On the flip side, have you ever had a Dr. Spock in your life? You know, that person who, when you try to share good or bad news with them, they explain, in a logical way why that event happened. Or they try to tell you what you need to do to make it better. They seem more robot than human. Nothing seems to upset them or ruffle their feathers. They do not understand that you are having an emotional, human response and simply want another human to listen and to be supportive.
Chicken Little and Dr. Spock see the world in black and white. You and I know that the world is full of gray areas. If we are not looking for the shades of gray, we tend to miss out on a lot of our own lives and the lives of others.
Living in the Gray
So, to prevent yourself from becoming a Chicken Little and making all life events the best or worst ever, or a Dr. Spock, who is void of emotion, you can create a rating scale. Think about a scale that goes from 1 – 100. One represents those events that have little or no emotional impact on you. Think about and identify an event that you would rate as a one. Maybe that is getting a mosquito bite or chipping a fingernail.
One hundred represents the worst event you could possibly imagine. Think about and identify what event that would be (or has been) for you. Perhaps it would be the loss of a parent or a child. Now, think of an event that would rate as a 25, one that would be a 50 and one that would be a 75. Actually, write this scale out or create a thermometer with these different levels and events.
When a life event occurs, rather than becoming Chicken Little, pull out your scale.

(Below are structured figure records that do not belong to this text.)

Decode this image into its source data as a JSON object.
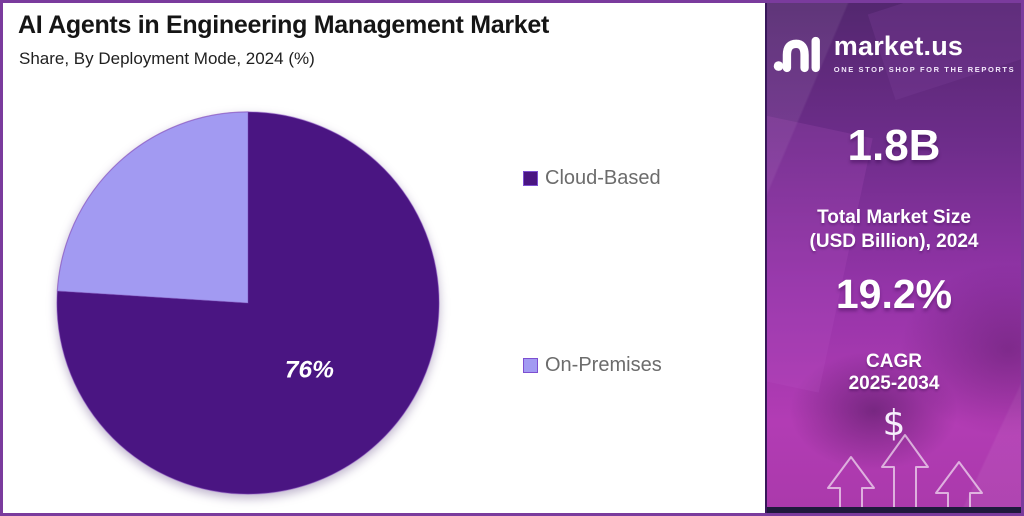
{
  "header": {
    "title": "AI Agents in Engineering Management Market",
    "subtitle": "Share, By Deployment Mode, 2024 (%)"
  },
  "chart_data": {
    "type": "pie",
    "title": "AI Agents in Engineering Management Market",
    "subtitle": "Share, By Deployment Mode, 2024 (%)",
    "categories": [
      "Cloud-Based",
      "On-Premises"
    ],
    "values": [
      76,
      24
    ],
    "unit": "%",
    "colors": [
      "#4A1582",
      "#A29AF2"
    ],
    "data_labels": [
      "76%",
      ""
    ],
    "legend_position": "right",
    "start_angle": "12 o'clock",
    "direction": "clockwise"
  },
  "sidebar": {
    "brand": {
      "name": "market.us",
      "tagline": "ONE STOP SHOP FOR THE REPORTS"
    },
    "stats": {
      "market_size_value": "1.8B",
      "market_size_label_line1": "Total Market Size",
      "market_size_label_line2": "(USD Billion), 2024",
      "cagr_value": "19.2%",
      "cagr_label_line1": "CAGR",
      "cagr_label_line2": "2025-2034",
      "currency_symbol": "$"
    }
  },
  "theme": {
    "frame_border": "#7a3b9d",
    "slice_dark": "#4A1582",
    "slice_light": "#A29AF2",
    "legend_swatch_border": "#7d4fd1",
    "legend_text": "#6c6c6c",
    "sidebar_gradient_top": "#53276f",
    "sidebar_gradient_bottom": "#b23cb4",
    "slice_label_color": "#ffffff"
  }
}
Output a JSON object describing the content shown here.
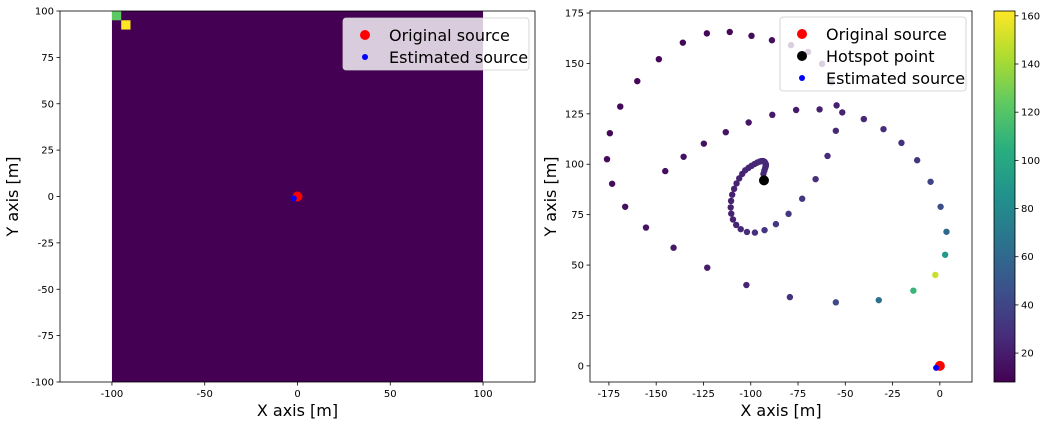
{
  "chart_data": [
    {
      "type": "heatmap",
      "xlabel": "X axis [m]",
      "ylabel": "Y axis [m]",
      "xlim": [
        -128,
        128
      ],
      "ylim": [
        -100,
        100
      ],
      "xticks": [
        -100,
        -50,
        0,
        50,
        100
      ],
      "yticks": [
        -100,
        -75,
        -50,
        -25,
        0,
        25,
        50,
        75,
        100
      ],
      "heatmap_extent": {
        "x": [
          -100,
          100
        ],
        "y": [
          -100,
          100
        ]
      },
      "background_color": "#440154",
      "cells": [
        {
          "x": [
            -100,
            -95
          ],
          "y": [
            95,
            100
          ],
          "color": "#5ec962"
        },
        {
          "x": [
            -95,
            -90
          ],
          "y": [
            90,
            95
          ],
          "color": "#fde725"
        }
      ],
      "legend_position": "top-right",
      "series": [
        {
          "name": "Original source",
          "x": [
            0
          ],
          "y": [
            0
          ],
          "color": "#ff0000",
          "marker_size": 10
        },
        {
          "name": "Estimated source",
          "x": [
            -2
          ],
          "y": [
            -1
          ],
          "color": "#0000ff",
          "marker_size": 6
        }
      ]
    },
    {
      "type": "scatter",
      "xlabel": "X axis [m]",
      "ylabel": "Y axis [m]",
      "xlim": [
        -185,
        17
      ],
      "ylim": [
        -8,
        176
      ],
      "xticks": [
        -175,
        -150,
        -125,
        -100,
        -75,
        -50,
        -25,
        0
      ],
      "yticks": [
        0,
        25,
        50,
        75,
        100,
        125,
        150,
        175
      ],
      "legend_position": "top-right",
      "colorbar": {
        "min": 8,
        "max": 162,
        "ticks": [
          20,
          40,
          60,
          80,
          100,
          120,
          140,
          160
        ],
        "colormap": "viridis"
      },
      "spiral_values": {
        "x": [
          -93.3,
          -92.8,
          -92.4,
          -92.1,
          -92.0,
          -92.0,
          -92.3,
          -92.7,
          -93.4,
          -94.3,
          -95.3,
          -96.6,
          -98.0,
          -99.6,
          -101.2,
          -102.9,
          -104.5,
          -106.1,
          -107.5,
          -108.8,
          -109.8,
          -110.4,
          -110.6,
          -110.3,
          -109.4,
          -107.7,
          -105.3,
          -102.0,
          -97.8,
          -92.7,
          -86.7,
          -80.0,
          -72.8,
          -65.7,
          -59.4,
          -55.0,
          -54.6,
          -57.2,
          -62.3,
          -69.7,
          -78.7,
          -88.8,
          -99.6,
          -111.1,
          -123.2,
          -135.9,
          -148.6,
          -160.0,
          -169.0,
          -174.5,
          -176.0,
          -173.3,
          -166.4,
          -155.4,
          -140.8,
          -123.0,
          -102.3,
          -79.3,
          -55.0,
          -32.3,
          -14.0,
          -2.4,
          2.8,
          3.5,
          0.4,
          -4.9,
          -12.0,
          -20.3,
          -29.8,
          -40.2,
          -51.6,
          -63.6,
          -76.0,
          -88.6,
          -101.1,
          -113.2,
          -124.8,
          -135.5,
          -145.2
        ],
        "y": [
          95.2,
          96.8,
          98.0,
          98.9,
          99.5,
          100.0,
          100.6,
          101.2,
          101.6,
          101.6,
          101.3,
          100.8,
          100.1,
          99.2,
          98.2,
          97.0,
          95.2,
          93.0,
          90.5,
          87.8,
          84.9,
          81.8,
          78.6,
          75.5,
          72.6,
          69.9,
          67.8,
          66.4,
          66.1,
          67.3,
          70.3,
          75.4,
          82.9,
          92.6,
          104.1,
          116.6,
          129.2,
          140.6,
          149.8,
          155.7,
          159.1,
          161.5,
          163.7,
          165.6,
          164.9,
          160.3,
          152.1,
          141.2,
          128.6,
          115.4,
          102.5,
          90.3,
          78.9,
          68.6,
          58.6,
          48.7,
          40.1,
          34.1,
          31.5,
          32.6,
          37.3,
          45.1,
          55.1,
          66.5,
          78.9,
          91.3,
          102.0,
          110.6,
          117.4,
          122.4,
          125.7,
          127.2,
          126.9,
          124.5,
          120.7,
          115.9,
          110.2,
          103.7,
          96.6
        ],
        "c": [
          25,
          25,
          25,
          25,
          25,
          25,
          25,
          25,
          25,
          25,
          25,
          25,
          24,
          24,
          24,
          24,
          23,
          23,
          23,
          22,
          22,
          22,
          22,
          23,
          23,
          24,
          25,
          27,
          29,
          31,
          32,
          32,
          31,
          29,
          27,
          25,
          22,
          20,
          18,
          16,
          15,
          14,
          13,
          12,
          11,
          11,
          10,
          10,
          10,
          11,
          12,
          13,
          14,
          16,
          18,
          20,
          24,
          30,
          42,
          66,
          110,
          150,
          90,
          60,
          45,
          38,
          33,
          30,
          27,
          25,
          23,
          21,
          19,
          18,
          17,
          16,
          15,
          15,
          14
        ]
      },
      "series": [
        {
          "name": "Original source",
          "x": [
            0
          ],
          "y": [
            0
          ],
          "color": "#ff0000",
          "marker_size": 10
        },
        {
          "name": "Hotspot point",
          "x": [
            -93
          ],
          "y": [
            92
          ],
          "color": "#000000",
          "marker_size": 10
        },
        {
          "name": "Estimated source",
          "x": [
            -2
          ],
          "y": [
            -1
          ],
          "color": "#0000ff",
          "marker_size": 6
        }
      ]
    }
  ]
}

Compare this life event to the ones on your scale and give it a rating. Perhaps you made a mistake at work and your boss got mad at you. Where would that fall on your scale? Does it rank close to 100 or does it fall more to the middle of the scale? Perhaps you lost your job. Where would that rate?
The purpose of the scale is to help you put into perspective what life throws at you. It helps you identify what is the appropriate response. Sometimes we tend to over react to something. We put so much emotional energy into a situation that turns out to be less impactful than we initially thought and wonder why we are so exhausted and frustrated. By using your rating scale, you immediately recognize how significant this event is in your life, not someone else’s. The scale lets you know how to respond accordingly. You ultimately, save yourself time and energy!
So, don’t be like Chicken Little and waste your emotion and energy. Do as Dr. Spock would say, “Live long and prosper!”